- Title: Mexican scientists develop unique 'nanobubble' system to improve water quality
- Date: 24th August 2021
- Summary: MEXICO CITY, MEXICO (AUGUST 20, 2021) (REUTERS) CINVESTAV RESEARCHERS PLACING SOLAR PANELS ON TRAJINERA'S ROOF VARIOUS OF RESEARCHERS INSTALLING EQUIPMENT TO CLEAN WATER ON TRAJINERA BOAT BUBBLES IN WATER VARIOUS OF TRAJINERA BOAT WITH WATER CLEANING EQUIPMENT ON XOCHIMILCO CANAL CLOSE OF SOLAR PANEL TRAJINERA BOAT ARRIVING TO THE DOCK
- Embargoed: 7th September 2021 14:43
- Keywords: CINVESTAV Xochimilco trajinera water pollution
- Location: MEXICO CITY, MEXICO
- City: MEXICO CITY, MEXICO
- Country: Mexico
- Topics: Pollution,Environment,South America / Central America
- Reuters ID: LVA003ERN2JWN
- Aspect Ratio: 16:9
- Story Text: Mexican scientists have developed a unique "nanobubble" system using solar energy to improve the water quality in the capital's Xochimilco ecological zone, a popular tourist attraction.
A team of researchers from the Center for Research and Advanced Studies (Cinvestav) developed a method that converts solar energy into photovoltaic energy, activating a pump that sends "nanobubbles" into the water.

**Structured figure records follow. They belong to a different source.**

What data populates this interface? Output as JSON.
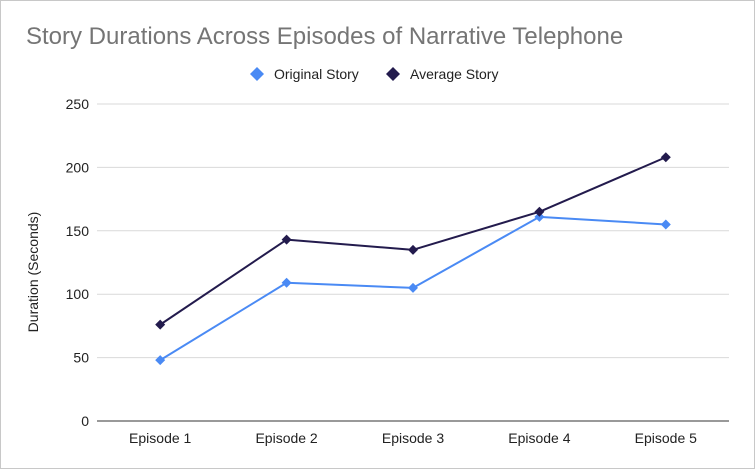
{
  "chart_data": {
    "type": "line",
    "title": "Story Durations Across Episodes of Narrative Telephone",
    "xlabel": "",
    "ylabel": "Duration (Seconds)",
    "categories": [
      "Episode 1",
      "Episode 2",
      "Episode 3",
      "Episode 4",
      "Episode 5"
    ],
    "ylim": [
      0,
      250
    ],
    "yticks": [
      0,
      50,
      100,
      150,
      200,
      250
    ],
    "grid": true,
    "legend_position": "top",
    "series": [
      {
        "name": "Original Story",
        "color": "#4a8af4",
        "marker": "diamond",
        "values": [
          48,
          109,
          105,
          161,
          155
        ]
      },
      {
        "name": "Average Story",
        "color": "#231b4d",
        "marker": "diamond",
        "values": [
          76,
          143,
          135,
          165,
          208
        ]
      }
    ]
  }
}
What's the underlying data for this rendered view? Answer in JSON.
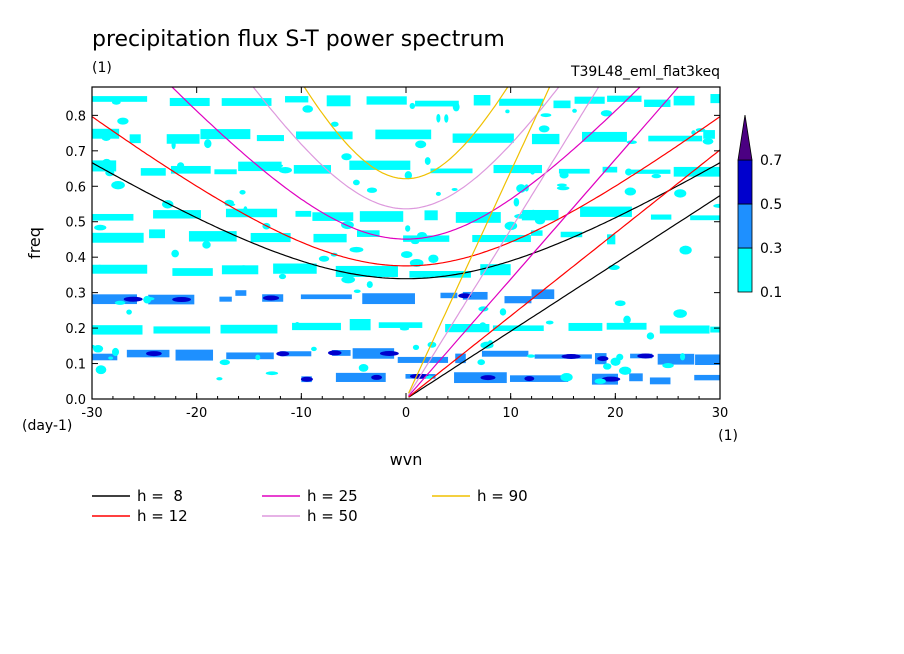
{
  "chart_data": {
    "type": "heatmap",
    "title": "precipitation flux S-T power spectrum",
    "units": "(1)",
    "run_label": "T39L48_eml_flat3keq",
    "xlabel": "wvn",
    "x_unit": "(1)",
    "ylabel": "freq",
    "y_unit": "(day-1)",
    "xlim": [
      -30,
      30
    ],
    "ylim": [
      0,
      0.88
    ],
    "xticks": [
      -30,
      -20,
      -10,
      0,
      10,
      20,
      30
    ],
    "xtick_labels": [
      "-30",
      "-20",
      "-10",
      "0",
      "10",
      "20",
      "30"
    ],
    "yticks": [
      0,
      0.1,
      0.2,
      0.3,
      0.4,
      0.5,
      0.6,
      0.7,
      0.8
    ],
    "ytick_labels": [
      "0.0",
      "0.1",
      "0.2",
      "0.3",
      "0.4",
      "0.5",
      "0.6",
      "0.7",
      "0.8"
    ],
    "colorbar": {
      "levels": [
        0.1,
        0.3,
        0.5,
        0.7
      ],
      "level_labels": [
        "0.1",
        "0.3",
        "0.5",
        "0.7"
      ],
      "colors": [
        "#00ffff",
        "#1e90ff",
        "#0000cd",
        "#4b0082"
      ],
      "extend": "max"
    },
    "field_bands": [
      {
        "freq": 0.06,
        "level": 0.3,
        "x": [
          -10,
          30
        ]
      },
      {
        "freq": 0.12,
        "level": 0.3,
        "x": [
          -30,
          30
        ]
      },
      {
        "freq": 0.2,
        "level": 0.1,
        "x": [
          -30,
          30
        ]
      },
      {
        "freq": 0.29,
        "level": 0.3,
        "x": [
          -30,
          15
        ]
      },
      {
        "freq": 0.36,
        "level": 0.1,
        "x": [
          -30,
          10
        ]
      },
      {
        "freq": 0.46,
        "level": 0.1,
        "x": [
          -30,
          20
        ]
      },
      {
        "freq": 0.52,
        "level": 0.1,
        "x": [
          -30,
          30
        ]
      },
      {
        "freq": 0.65,
        "level": 0.1,
        "x": [
          -30,
          30
        ]
      },
      {
        "freq": 0.74,
        "level": 0.1,
        "x": [
          -30,
          30
        ]
      },
      {
        "freq": 0.84,
        "level": 0.1,
        "x": [
          -30,
          30
        ]
      }
    ],
    "series": [
      {
        "name": "h =  8",
        "h": 8,
        "color": "#000000"
      },
      {
        "name": "h = 12",
        "h": 12,
        "color": "#ff0000"
      },
      {
        "name": "h = 25",
        "h": 25,
        "color": "#e000c0"
      },
      {
        "name": "h = 50",
        "h": 50,
        "color": "#dd99dd"
      },
      {
        "name": "h = 90",
        "h": 90,
        "color": "#f0c000"
      }
    ],
    "legend_position": "bottom-left"
  }
}
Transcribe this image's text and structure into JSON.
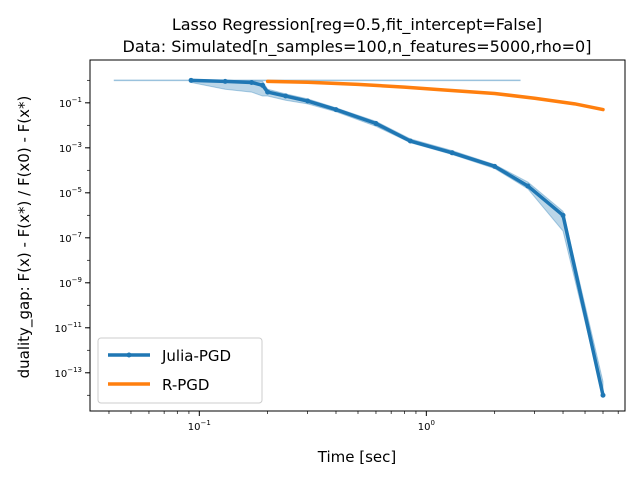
{
  "chart_data": {
    "type": "line",
    "title": "Lasso Regression[reg=0.5,fit_intercept=False]",
    "subtitle": "Data: Simulated[n_samples=100,n_features=5000,rho=0]",
    "xlabel": "Time [sec]",
    "ylabel": "duality_gap: F(x) - F(x*) / F(x0) - F(x*)",
    "xscale": "log",
    "yscale": "log",
    "xlim": [
      0.033,
      7.5
    ],
    "ylim": [
      2e-15,
      8
    ],
    "x_ticks": [
      {
        "base": "10",
        "exp": "−1",
        "value": 0.1
      },
      {
        "base": "10",
        "exp": "0",
        "value": 1
      }
    ],
    "y_ticks": [
      {
        "base": "10",
        "exp": "−1",
        "value": 0.1
      },
      {
        "base": "10",
        "exp": "−3",
        "value": 0.001
      },
      {
        "base": "10",
        "exp": "−5",
        "value": 1e-05
      },
      {
        "base": "10",
        "exp": "−7",
        "value": 1e-07
      },
      {
        "base": "10",
        "exp": "−9",
        "value": 1e-09
      },
      {
        "base": "10",
        "exp": "−11",
        "value": 1e-11
      },
      {
        "base": "10",
        "exp": "−13",
        "value": 1e-13
      }
    ],
    "grid": false,
    "legend_position": "lower left",
    "series": [
      {
        "name": "Julia-PGD",
        "color": "#1f77b4",
        "marker": "dot",
        "x": [
          0.092,
          0.13,
          0.17,
          0.19,
          0.2,
          0.24,
          0.3,
          0.4,
          0.6,
          0.85,
          1.3,
          2.0,
          2.8,
          4.0,
          6.0
        ],
        "y": [
          1.0,
          0.9,
          0.8,
          0.6,
          0.3,
          0.2,
          0.12,
          0.05,
          0.012,
          0.002,
          0.0006,
          0.00015,
          2e-05,
          1e-06,
          1e-14
        ],
        "band": {
          "x": [
            0.092,
            0.13,
            0.17,
            0.19,
            0.2,
            0.24,
            0.3,
            0.4,
            0.6,
            0.85,
            1.3,
            2.0,
            2.8,
            4.0,
            6.0
          ],
          "lower": [
            0.8,
            0.4,
            0.3,
            0.2,
            0.2,
            0.13,
            0.09,
            0.04,
            0.009,
            0.0017,
            0.0005,
            0.00012,
            1.5e-05,
            2e-07,
            1e-14
          ],
          "upper": [
            1.1,
            1.0,
            0.95,
            0.9,
            0.4,
            0.25,
            0.15,
            0.06,
            0.015,
            0.0025,
            0.00075,
            0.00018,
            3e-05,
            1.5e-06,
            4e-14
          ]
        },
        "reference_line": {
          "x": [
            0.042,
            2.6
          ],
          "y": [
            1.0,
            1.0
          ]
        }
      },
      {
        "name": "R-PGD",
        "color": "#ff7f0e",
        "marker": "none",
        "x": [
          0.2,
          0.3,
          0.5,
          0.8,
          1.2,
          2.0,
          3.0,
          4.5,
          6.0
        ],
        "y": [
          0.9,
          0.82,
          0.66,
          0.5,
          0.37,
          0.26,
          0.16,
          0.09,
          0.05
        ]
      }
    ]
  }
}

The bubbles help oxygenate the water, eliminating harmful pollutants and reducing greenhouse gas emissions, which leads to healthier plantlife like flora and fauna, according to Refugio Rodriguez Vazquez, a Cinvestav researcher.
Officials in Mexico City have been focused on cleaning up the polluted waters of of Xochimilco, a UNESCO World Heritage Site and one of the city's few remaining canals that date back to Aztec times.
The area is known for "chinampas," floating beds of farm produce cultivated by the Aztecs in the 14th century to feed the pre-Hispanic city.
The nanobubble system enables local farmers "to be able to work on their chinampas and make them productive by having a cleaner environment and conditions," Rodriguez Vazquez said.
The Cinvestav team said the nanonbubble system was also being applied in two water treatment plants. It could also potentially be replicated in other waterways in Mexico City, where water quality is considered poor and supplies are often at the mercy of routine droughts.
The solar panels that are powering the nanobubble technology sit atop the famous "trajineras" of Xochimilco, barge-like boats that shuttle tourists through the canals. They also provide onboard electricity.